Questa sezione fornisce i dettagli del piano di studio, compreso il modo in cui lo studio è progettato e ciò che lo studio sta misurando.

Come è strutturato lo studio?

Dettagli di progettazione

  • Scopo principale: TRATTAMENTO
  • Assegnazione: N / A
  • Modello interventistico: SINGOLO_GRUPPO
  • Mascheramento: NESSUNO

Armi e interventi

Gruppo di partecipanti / Arm
Intervento / Trattamento
SPERIMENTALE: Trattamento (inibitore enzimatico, trapianto, profilassi GVHD)
CONDIZIONAMENTO NON MIELOABLATIVO: i pazienti ricevono fludarabina fosfato EV nei giorni da -4 a -2 e TBI il giorno 0. TRAPIANTO: i pazienti vengono sottoposti a trapianto allogenico di cellule staminali del sangue periferico il giorno 0. PROFILASSI GVHD: i pazienti ricevono ciclosporina PO ogni 12 ore nei giorni da -3 a 180 con riduzione al giorno 56 e micofenolato mofetile PO ogni 12 ore nei giorni 0-27.
Altro: Analisi dei biomarcatori di laboratorio
Studi correlati
Droga: Micofenolato Mofetile
Dato PO
Altri nomi:
  • Cellcept
  • MMF
Radiazione: Irradiazione totale del corpo
Sottoponiti a trauma cranico
Altri nomi:
  • Irradiazione di tutto il corpo
  • IRRADIAZIONE TOTALE DEL CORPO
Droga: Fludarabina fosfato
Dato IV
Altri nomi:
  • 2-F-ara-AMP
  • Beneflur
  • Fludar
  • 9H-purin-6-ammina, 2-fluoro-9-(5-O-fosfono-.beta.-D-arabinofuranosil)-
  • Ofora
  • SH T 586
Droga: Ciclosporina
Dato PO
Altri nomi:
  • 27-400
  • Sandimmune
  • Ciclosporina
  • Csa
  • Neorale
  • Sandimmun
  • Ciclosporina A
  • OL 27-400
  • SangCya
Procedura: Trapianto di cellule emopoietiche
Sottoponiti a trapianto allogenico di cellule staminali del sangue periferico
Altri nomi:
  • HSCT
  • HCT
  • Trapianto di cellule staminali emopoietiche
  • trapianto di cellule staminali
Procedura: Trapianto di cellule staminali ematopoietiche allogeniche non mieloablative
Sottoponiti a trapianto allogenico di cellule staminali del sangue periferico
Altri nomi:
  • NST
  • Trapianto allogenico non mieloablativo
  • Trapianto di cellule staminali non mieloablative

Cosa sta misurando lo studio?

Misure di risultato primarie

Misura del risultato
Misura Descrizione
Lasso di tempo
Sopravvivenza globale
Lasso di tempo: A 18 mesi
Numero di pazienti sopravvissuti a 18 mesi dopo il trapianto.
A 18 mesi

Misure di risultato secondarie

Misura del risultato
Misura Descrizione
Lasso di tempo
Tasso di ricaduta
Lasso di tempo: 18 mesi
Numero di pazienti con malattia recidivante post-trapianto.

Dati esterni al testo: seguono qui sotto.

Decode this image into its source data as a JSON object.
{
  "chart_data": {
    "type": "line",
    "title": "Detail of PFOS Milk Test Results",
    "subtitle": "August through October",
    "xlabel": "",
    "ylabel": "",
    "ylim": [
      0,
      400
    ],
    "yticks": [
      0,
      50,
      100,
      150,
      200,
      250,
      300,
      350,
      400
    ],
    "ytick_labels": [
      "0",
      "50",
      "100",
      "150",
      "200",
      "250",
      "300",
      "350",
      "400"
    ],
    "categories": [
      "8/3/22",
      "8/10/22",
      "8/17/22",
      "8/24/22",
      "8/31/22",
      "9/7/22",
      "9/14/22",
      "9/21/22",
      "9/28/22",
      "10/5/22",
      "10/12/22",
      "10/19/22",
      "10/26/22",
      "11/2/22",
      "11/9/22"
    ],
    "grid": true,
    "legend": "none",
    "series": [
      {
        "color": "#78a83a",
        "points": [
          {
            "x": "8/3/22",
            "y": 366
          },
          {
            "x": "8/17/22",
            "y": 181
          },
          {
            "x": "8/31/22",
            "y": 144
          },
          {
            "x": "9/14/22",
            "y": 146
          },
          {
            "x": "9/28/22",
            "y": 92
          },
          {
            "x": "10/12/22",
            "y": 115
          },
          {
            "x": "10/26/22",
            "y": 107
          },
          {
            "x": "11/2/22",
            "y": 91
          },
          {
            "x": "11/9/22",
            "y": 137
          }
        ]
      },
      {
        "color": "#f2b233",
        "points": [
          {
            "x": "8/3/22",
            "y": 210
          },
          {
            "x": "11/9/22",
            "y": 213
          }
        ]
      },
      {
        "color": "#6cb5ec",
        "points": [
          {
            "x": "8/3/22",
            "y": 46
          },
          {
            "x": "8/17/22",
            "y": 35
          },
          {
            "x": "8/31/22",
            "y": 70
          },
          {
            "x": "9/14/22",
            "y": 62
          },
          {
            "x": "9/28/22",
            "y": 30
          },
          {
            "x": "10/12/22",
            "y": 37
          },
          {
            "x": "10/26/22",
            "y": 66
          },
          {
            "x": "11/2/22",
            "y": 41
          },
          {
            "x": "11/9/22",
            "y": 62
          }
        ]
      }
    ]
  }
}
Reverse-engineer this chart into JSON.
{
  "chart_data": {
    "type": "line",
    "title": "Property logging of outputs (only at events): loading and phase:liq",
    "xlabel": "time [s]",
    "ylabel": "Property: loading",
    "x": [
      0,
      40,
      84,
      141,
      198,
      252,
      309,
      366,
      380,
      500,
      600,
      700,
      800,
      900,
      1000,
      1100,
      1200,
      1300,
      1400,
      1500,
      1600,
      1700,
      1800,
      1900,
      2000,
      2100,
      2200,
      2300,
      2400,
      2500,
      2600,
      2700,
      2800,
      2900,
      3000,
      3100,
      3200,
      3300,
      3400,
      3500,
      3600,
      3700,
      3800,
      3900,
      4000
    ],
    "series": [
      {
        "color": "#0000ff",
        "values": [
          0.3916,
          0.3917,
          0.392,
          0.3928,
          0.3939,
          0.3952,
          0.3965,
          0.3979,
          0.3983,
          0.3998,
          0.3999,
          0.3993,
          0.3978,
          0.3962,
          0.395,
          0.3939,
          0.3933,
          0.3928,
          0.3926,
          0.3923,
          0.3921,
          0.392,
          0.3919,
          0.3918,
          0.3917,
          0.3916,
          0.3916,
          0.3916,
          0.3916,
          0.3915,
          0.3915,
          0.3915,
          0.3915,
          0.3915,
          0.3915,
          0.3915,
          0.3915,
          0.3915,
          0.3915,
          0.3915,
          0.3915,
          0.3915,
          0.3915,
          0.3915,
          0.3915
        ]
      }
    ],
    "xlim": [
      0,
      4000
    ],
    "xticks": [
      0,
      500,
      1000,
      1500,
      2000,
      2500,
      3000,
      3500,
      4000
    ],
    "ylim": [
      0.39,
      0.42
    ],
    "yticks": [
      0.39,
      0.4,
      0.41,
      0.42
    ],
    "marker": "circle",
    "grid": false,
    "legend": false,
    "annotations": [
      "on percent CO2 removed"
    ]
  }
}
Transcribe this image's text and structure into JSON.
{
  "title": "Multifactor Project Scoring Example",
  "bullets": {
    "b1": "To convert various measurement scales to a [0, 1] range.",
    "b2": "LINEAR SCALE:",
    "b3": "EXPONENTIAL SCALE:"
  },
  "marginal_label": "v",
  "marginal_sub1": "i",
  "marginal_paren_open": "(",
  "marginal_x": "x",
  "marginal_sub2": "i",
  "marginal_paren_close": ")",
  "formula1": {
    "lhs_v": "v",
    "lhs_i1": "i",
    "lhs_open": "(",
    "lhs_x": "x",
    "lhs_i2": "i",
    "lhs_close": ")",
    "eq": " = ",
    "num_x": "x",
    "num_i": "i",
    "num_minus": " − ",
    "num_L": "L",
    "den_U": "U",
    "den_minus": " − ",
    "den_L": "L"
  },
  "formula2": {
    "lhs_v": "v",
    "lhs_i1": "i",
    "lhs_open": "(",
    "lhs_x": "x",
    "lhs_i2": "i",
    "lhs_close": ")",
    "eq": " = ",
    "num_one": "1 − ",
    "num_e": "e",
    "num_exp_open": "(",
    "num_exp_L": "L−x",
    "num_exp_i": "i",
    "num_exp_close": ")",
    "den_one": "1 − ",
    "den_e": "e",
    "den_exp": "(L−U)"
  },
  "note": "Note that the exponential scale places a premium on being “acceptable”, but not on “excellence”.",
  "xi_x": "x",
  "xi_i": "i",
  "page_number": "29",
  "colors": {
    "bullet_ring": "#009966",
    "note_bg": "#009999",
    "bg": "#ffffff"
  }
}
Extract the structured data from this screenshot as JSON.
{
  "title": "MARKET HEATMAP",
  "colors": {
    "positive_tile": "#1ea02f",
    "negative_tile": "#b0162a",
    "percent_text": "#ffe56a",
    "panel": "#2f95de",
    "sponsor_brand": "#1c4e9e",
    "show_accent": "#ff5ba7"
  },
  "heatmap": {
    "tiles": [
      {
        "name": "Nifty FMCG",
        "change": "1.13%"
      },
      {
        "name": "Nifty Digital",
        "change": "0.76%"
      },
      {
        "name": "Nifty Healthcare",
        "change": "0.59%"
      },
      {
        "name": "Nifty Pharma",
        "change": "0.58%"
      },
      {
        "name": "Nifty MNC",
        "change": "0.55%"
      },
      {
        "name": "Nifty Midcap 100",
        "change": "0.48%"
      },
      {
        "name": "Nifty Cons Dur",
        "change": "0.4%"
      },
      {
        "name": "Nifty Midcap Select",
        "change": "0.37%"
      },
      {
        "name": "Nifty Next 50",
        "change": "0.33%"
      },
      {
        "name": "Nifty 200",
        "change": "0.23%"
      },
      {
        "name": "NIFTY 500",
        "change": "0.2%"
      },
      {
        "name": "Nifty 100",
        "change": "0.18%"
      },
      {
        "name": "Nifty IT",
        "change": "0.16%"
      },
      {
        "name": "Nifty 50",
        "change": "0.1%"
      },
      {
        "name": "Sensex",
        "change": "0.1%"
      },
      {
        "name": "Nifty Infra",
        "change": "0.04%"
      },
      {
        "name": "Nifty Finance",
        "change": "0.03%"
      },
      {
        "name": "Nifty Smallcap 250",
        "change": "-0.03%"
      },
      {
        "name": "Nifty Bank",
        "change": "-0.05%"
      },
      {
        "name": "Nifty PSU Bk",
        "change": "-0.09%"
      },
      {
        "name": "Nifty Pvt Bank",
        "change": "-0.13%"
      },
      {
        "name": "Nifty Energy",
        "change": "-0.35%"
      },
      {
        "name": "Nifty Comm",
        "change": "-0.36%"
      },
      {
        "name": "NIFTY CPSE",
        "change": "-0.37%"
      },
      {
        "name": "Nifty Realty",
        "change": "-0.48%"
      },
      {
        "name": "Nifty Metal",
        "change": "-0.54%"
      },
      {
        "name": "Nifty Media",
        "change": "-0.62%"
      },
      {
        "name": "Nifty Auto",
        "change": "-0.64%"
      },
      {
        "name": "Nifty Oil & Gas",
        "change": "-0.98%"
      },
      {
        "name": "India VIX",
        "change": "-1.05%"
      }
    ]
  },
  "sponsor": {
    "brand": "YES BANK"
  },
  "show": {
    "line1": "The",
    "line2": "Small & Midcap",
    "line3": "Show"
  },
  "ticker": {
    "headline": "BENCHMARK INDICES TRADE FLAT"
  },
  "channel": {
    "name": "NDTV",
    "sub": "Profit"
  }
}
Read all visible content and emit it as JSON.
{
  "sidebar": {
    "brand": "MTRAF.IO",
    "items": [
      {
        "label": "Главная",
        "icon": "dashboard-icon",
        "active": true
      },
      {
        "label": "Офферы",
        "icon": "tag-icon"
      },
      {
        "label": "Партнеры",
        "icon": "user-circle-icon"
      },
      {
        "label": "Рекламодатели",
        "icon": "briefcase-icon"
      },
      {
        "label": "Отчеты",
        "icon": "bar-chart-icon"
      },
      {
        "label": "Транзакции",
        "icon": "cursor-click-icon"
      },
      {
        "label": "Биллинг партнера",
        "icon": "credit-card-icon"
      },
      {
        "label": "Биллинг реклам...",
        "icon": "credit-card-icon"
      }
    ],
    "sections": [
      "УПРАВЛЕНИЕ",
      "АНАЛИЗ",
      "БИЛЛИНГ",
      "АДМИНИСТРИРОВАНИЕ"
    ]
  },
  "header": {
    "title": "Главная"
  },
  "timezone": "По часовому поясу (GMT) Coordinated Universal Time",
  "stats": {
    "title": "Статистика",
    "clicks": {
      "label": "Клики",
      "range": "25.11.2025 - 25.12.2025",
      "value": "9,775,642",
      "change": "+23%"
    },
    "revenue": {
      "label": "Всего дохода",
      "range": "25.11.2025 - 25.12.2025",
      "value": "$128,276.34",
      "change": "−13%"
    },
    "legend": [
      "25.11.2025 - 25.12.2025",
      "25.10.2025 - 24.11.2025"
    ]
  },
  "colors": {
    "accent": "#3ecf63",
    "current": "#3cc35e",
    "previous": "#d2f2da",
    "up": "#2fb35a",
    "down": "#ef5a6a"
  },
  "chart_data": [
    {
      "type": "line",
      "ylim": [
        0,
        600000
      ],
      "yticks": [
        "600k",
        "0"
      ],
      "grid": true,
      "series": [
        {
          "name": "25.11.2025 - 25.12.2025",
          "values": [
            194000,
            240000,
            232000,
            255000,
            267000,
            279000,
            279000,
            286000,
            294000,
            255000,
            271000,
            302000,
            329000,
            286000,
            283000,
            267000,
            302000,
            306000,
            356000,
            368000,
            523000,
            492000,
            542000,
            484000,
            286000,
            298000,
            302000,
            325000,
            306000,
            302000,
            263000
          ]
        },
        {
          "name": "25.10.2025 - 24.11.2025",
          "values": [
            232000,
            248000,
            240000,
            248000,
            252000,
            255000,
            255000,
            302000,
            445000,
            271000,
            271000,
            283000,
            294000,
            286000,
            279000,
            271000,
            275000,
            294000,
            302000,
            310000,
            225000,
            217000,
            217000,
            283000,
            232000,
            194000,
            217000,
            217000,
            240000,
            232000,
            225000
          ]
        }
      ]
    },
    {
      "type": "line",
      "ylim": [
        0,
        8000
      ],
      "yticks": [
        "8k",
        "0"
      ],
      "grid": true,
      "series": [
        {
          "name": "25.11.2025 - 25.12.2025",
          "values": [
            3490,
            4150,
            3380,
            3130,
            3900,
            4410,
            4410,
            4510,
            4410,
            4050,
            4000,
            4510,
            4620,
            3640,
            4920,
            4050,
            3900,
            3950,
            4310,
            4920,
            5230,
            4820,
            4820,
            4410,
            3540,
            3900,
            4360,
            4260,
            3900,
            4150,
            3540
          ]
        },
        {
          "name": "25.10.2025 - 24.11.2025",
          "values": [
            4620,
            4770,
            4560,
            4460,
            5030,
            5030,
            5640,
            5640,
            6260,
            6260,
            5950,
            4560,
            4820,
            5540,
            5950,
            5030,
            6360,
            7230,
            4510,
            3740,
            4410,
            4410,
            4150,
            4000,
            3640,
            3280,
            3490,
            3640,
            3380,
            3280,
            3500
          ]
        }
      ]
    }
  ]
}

La recidiva/progressione è definita come 1) esame fisico/studi di imaging (nodi, fegato e/o milza) aumento ≥50% o nuovi, 2) linfociti circolanti mediante morfologia e/o citometria a flusso aumento ≥50% o 3) linfa nodo biopsia trasformazione di Richter.
18 mesi
GVHD acuta di grado II-IV e GVHD cronica (estesa).
Lasso di tempo: aGVHD: 100 giorni dopo il trapianto; cGVHD: 1 anno dopo il trapianto.

Numero di pazienti che hanno sviluppato GVHD acuta/cronica post-trapianto. Stadi aGVHD

Pelle:

un'eruzione maculopapulare che coinvolge < 25% BSA un'eruzione maculopapulare che coinvolge 25 - 50% BSA eritrodermia generalizzata eritrodermia generalizzata con formazione bollosa e spesso con desquamazione

Fegato:

bilirubina 2,0 - 3,0 mg/100 ml bilirubina 3 - 5,9 mg/100 ml bilirubina 6 - 14,9 mg/100 ml bilirubina > 15 mg/100 ml

Intestino:

La diarrea è classificata da 1 a 4 in gravità. Nausea e vomito e/o anoressia causati da GVHD sono assegnati come gravità 1. La gravità del coinvolgimento intestinale è assegnata al coinvolgimento più grave osservato. I pazienti con diarrea sanguinolenta visibile sono almeno di stadio 2 intestinale e di grado 3 in generale.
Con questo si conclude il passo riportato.